Texas Authorizes Stem Cell Treatments

The Texas Legislature passed HB 810 in 2017 and Gov. Greg Abbott signed it in June. It calls for the Texas Medical Board and the Texas Health and Human Services Commission to develop rules by which people with severe chronic ailments and terminal illnesses may undergo adult stem cell therapy in Texas.

A Texas Medical Board spokesman said it is taking its time to develop the rules.
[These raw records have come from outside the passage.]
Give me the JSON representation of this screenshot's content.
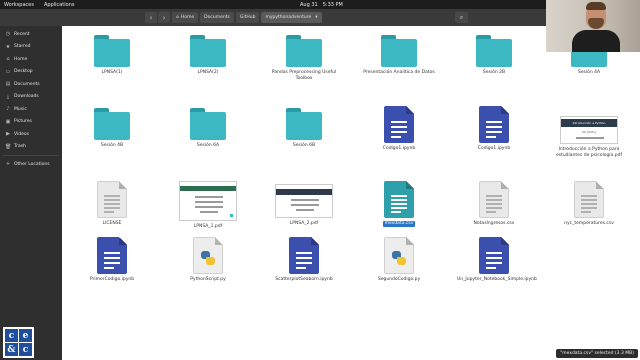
{
  "topbar": {
    "workspaces": "Workspaces",
    "applications": "Applications",
    "date": "Aug 31",
    "time": "5:33 PM",
    "power_icon": "power-icon"
  },
  "header": {
    "back_icon": "chevron-left-icon",
    "forward_icon": "chevron-right-icon",
    "breadcrumbs": [
      "Home",
      "Documents",
      "GitHub",
      "mypythonadventure"
    ],
    "dropdown_icon": "chevron-down-icon",
    "search_icon": "search-icon",
    "view_icon": "list-icon",
    "menu_icon": "hamburger-icon"
  },
  "sidebar": {
    "items": [
      {
        "label": "Recent",
        "icon": "clock-icon"
      },
      {
        "label": "Starred",
        "icon": "star-icon"
      },
      {
        "label": "Home",
        "icon": "home-icon"
      },
      {
        "label": "Desktop",
        "icon": "desktop-icon"
      },
      {
        "label": "Documents",
        "icon": "document-icon"
      },
      {
        "label": "Downloads",
        "icon": "download-icon"
      },
      {
        "label": "Music",
        "icon": "music-icon"
      },
      {
        "label": "Pictures",
        "icon": "picture-icon"
      },
      {
        "label": "Videos",
        "icon": "video-icon"
      },
      {
        "label": "Trash",
        "icon": "trash-icon"
      },
      {
        "label": "Other Locations",
        "icon": "plus-icon"
      }
    ]
  },
  "logo": {
    "letters": [
      "c",
      "e",
      "&",
      "c"
    ]
  },
  "files": [
    {
      "name": "LPNSA(1)",
      "kind": "folder"
    },
    {
      "name": "LPNSA(2)",
      "kind": "folder"
    },
    {
      "name": "Pandas Preprocessing Useful Toolbox",
      "kind": "folder"
    },
    {
      "name": "Presentación Analítica de Datos",
      "kind": "folder"
    },
    {
      "name": "Sesión 2B",
      "kind": "folder"
    },
    {
      "name": "Sesión 4A",
      "kind": "folder"
    },
    {
      "name": "Sesión 4B",
      "kind": "folder"
    },
    {
      "name": "Sesión 6A",
      "kind": "folder"
    },
    {
      "name": "Sesión 6B",
      "kind": "folder"
    },
    {
      "name": "Codigo1.ipynb",
      "kind": "notebook"
    },
    {
      "name": "Codigo1.ipynb",
      "kind": "notebook"
    },
    {
      "name": "Introducción a Python para estudiantes de psicología.pdf",
      "kind": "pdf"
    },
    {
      "name": "LICENSE",
      "kind": "text"
    },
    {
      "name": "LPNSA_1.pdf",
      "kind": "pdf"
    },
    {
      "name": "LPNSA_2.pdf",
      "kind": "pdf"
    },
    {
      "name": "mexdata.csv",
      "kind": "csv-selected"
    },
    {
      "name": "NotasIngresos.csv",
      "kind": "text"
    },
    {
      "name": "nyc_temperatures.csv",
      "kind": "text"
    },
    {
      "name": "PrimerCodigo.ipynb",
      "kind": "notebook"
    },
    {
      "name": "PythonScript.py",
      "kind": "python"
    },
    {
      "name": "ScatterplotSeaborn.ipynb",
      "kind": "notebook"
    },
    {
      "name": "SegundoCodigo.py",
      "kind": "python"
    },
    {
      "name": "Un_Jupyter_Notebook_Simple.ipynb",
      "kind": "notebook"
    }
  ],
  "pdf_thumbs": {
    "intro_title": "Introducción a Python",
    "intro_pct": "20 (50%)"
  },
  "status": "\"mexdata.csv\" selected (3.3 MB)",
  "colors": {
    "folder": "#3cb8c3",
    "notebook": "#3a4fae",
    "selection": "#2a76c6",
    "sidebar": "#2f2f2f",
    "header": "#3a3a3a"
  }
}
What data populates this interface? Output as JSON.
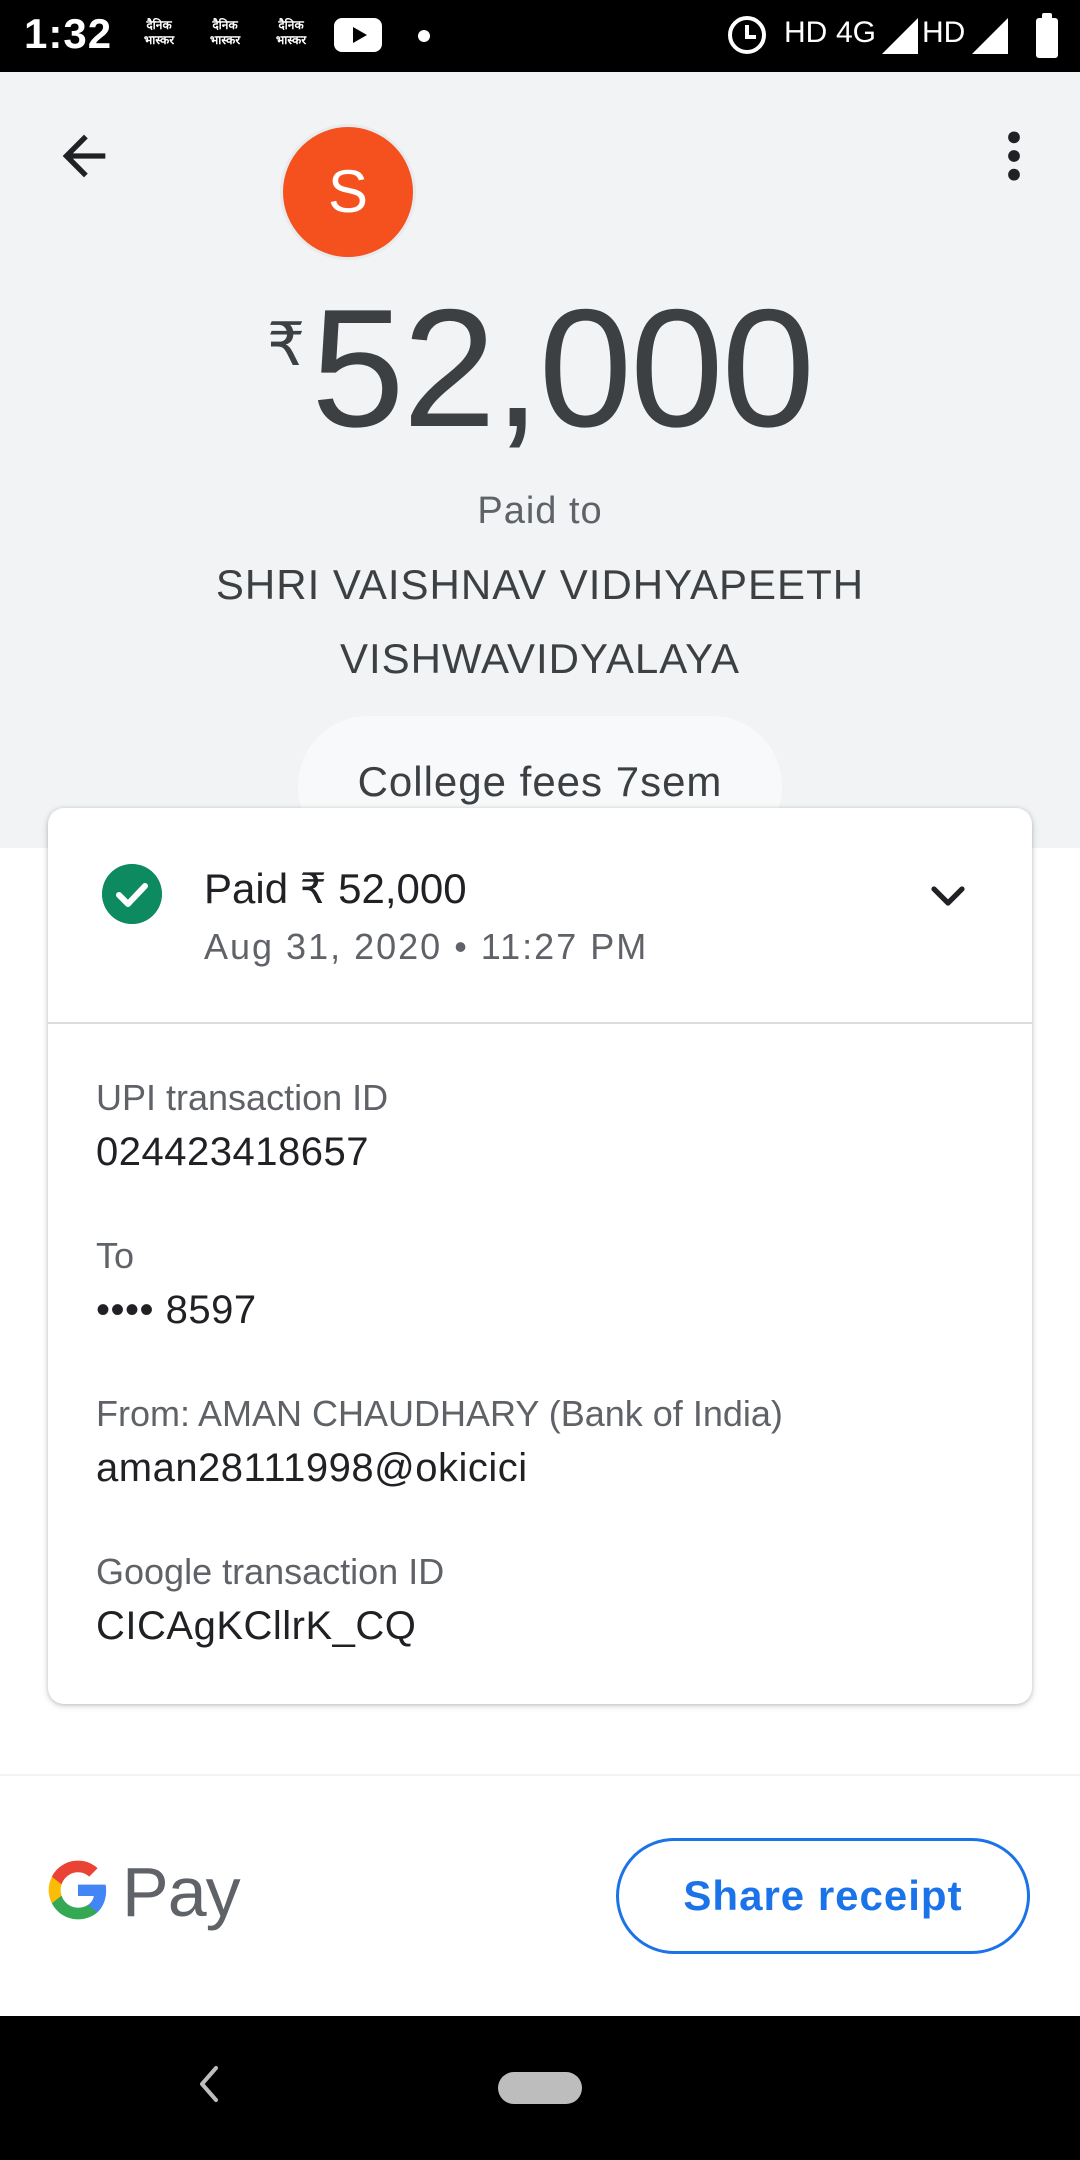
{
  "status_bar": {
    "time": "1:32",
    "notification_icons": [
      "दैनिक भास्कर",
      "दैनिक भास्कर",
      "दैनिक भास्कर"
    ],
    "network": [
      "HD",
      "4G",
      "HD"
    ]
  },
  "header": {
    "avatar_letter": "S",
    "currency_symbol": "₹",
    "amount": "52,000",
    "paid_to_label": "Paid to",
    "payee_line1": "SHRI VAISHNAV VIDHYAPEETH",
    "payee_line2": "VISHWAVIDYALAYA",
    "note": "College fees 7sem"
  },
  "card": {
    "status_text": "Paid ₹ 52,000",
    "datetime": "Aug 31, 2020 • 11:27 PM",
    "details": [
      {
        "label": "UPI transaction ID",
        "value": "024423418657"
      },
      {
        "label": "To",
        "value": "•••• 8597"
      },
      {
        "label": "From: AMAN CHAUDHARY (Bank of India)",
        "value": "aman28111998@okicici"
      },
      {
        "label": "Google transaction ID",
        "value": "CICAgKCllrK_CQ"
      }
    ]
  },
  "footer": {
    "brand_text": "Pay",
    "share_label": "Share receipt"
  },
  "colors": {
    "accent": "#1a73e8",
    "avatar": "#f4511e",
    "success": "#0d8a5f",
    "header_bg": "#f1f3f4"
  }
}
“At the board’s December 2017 meeting the board directed staff to schedule a stakeholder meeting in the next few months to take input on rule development. The earliest [that] rules may come up for adoption would be later this spring,” board spokesman Jarrett Schneider said.

The Texas Health and Human Services Commission delegated its rulemaking for HB 810 to the Texas Department of State Health Services.

Department spokesman Chris Van Deusen said it has not yet come up with a list of illnesses that will qualify for stem cell treatment because it is waiting for the Medical Board to hash out its rules.

“Since it requires rules by both agencies, we want to be sure they don’t conflict,” he said.

With Texas regulations still in the works, Brandon Pham said he wants to return to Cancun for more Celltex treatments.

“I don’t want him to go back,” Luan said and laughed. “Actually, we think this one should be the last one, actually. Because after the last treatment our ophthalmologist said, ‘You’re doing great. Why go back?’ He wants to go back. But I’ll go back just for vacation, not to spend $20,000 or $30,000 a pop.”

Luan paused and said, “But yes, if he has to go back, by all means, I’ll go back. When it comes to my kids, if you have the money and you don’t spend it on them, what are you going to spend it on, right?”